Seit Mitte der 80er Jahre schon hat sich in den USA ein ideologisch vermintes Forschungsfeld, die Critical Whiteness Studies, entwickelt, in dem sich ultrakonservative Wissenschaftler mit ähnlichen Argumenten, jedoch entgegen gesetzten Motiven gegen eine farbliche Attributierung wehren, wie die Post-Colonial Studies. Hautfarbe als soziales Konstrukt und darunter die individuellen Psychen, die sich diesem Druck ausgesetzt sehen. Denn unter dem Label „Whiteness“ lässt sich schlicht keine „Identity Politics“ betreiben. Wie sollte das auch gehen? In Deutschland sind ja glücklicherweise alle kulturpolitischen Rückzugsgefechte, die mit den Titel „Leitkultur“ überschrieben waren, kläglich gescheitert. Die kulturelle Ordnung, die man auf diese Weise sucht, ist so nicht verfügbar.

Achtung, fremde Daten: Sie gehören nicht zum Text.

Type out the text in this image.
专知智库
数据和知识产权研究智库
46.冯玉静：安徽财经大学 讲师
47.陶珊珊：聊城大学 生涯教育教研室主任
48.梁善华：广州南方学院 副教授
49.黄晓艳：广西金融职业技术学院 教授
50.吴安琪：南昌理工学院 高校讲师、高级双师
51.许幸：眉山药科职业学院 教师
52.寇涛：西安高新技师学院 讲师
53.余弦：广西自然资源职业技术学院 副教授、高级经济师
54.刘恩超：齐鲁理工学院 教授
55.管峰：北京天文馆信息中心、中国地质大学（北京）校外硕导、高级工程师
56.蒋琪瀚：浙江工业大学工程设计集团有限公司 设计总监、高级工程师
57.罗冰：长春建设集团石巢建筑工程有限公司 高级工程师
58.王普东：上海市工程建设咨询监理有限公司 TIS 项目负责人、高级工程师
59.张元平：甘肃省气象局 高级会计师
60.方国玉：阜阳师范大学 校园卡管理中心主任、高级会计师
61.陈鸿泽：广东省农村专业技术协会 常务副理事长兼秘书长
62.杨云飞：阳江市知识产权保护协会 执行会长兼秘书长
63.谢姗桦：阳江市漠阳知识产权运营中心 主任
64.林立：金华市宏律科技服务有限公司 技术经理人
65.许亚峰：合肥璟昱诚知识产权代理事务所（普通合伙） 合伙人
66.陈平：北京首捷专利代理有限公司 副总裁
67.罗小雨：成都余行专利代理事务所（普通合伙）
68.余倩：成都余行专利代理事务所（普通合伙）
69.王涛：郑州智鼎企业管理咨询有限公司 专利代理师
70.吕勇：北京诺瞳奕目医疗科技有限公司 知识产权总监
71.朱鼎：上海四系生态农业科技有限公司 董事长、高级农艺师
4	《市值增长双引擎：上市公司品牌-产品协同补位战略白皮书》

Heute ist der junge, weiße, heterosexuelle Mann gleich mit zwei Orientierungsproblemen beschäftigt: Was heißt es Mann zu sein und dann auch noch weiß?! Und das angesichts einer sich immer weiter partikularisiernden Welt in der „Cultural Heritage“ zu symbolischem Kapital künstlerischer Produktion geworden ist. So ist gerade bei jungen, Künstlern manchmal eine Verunsicherung zu spüren, die aus dieser kulturell blinden Stelle herrührt.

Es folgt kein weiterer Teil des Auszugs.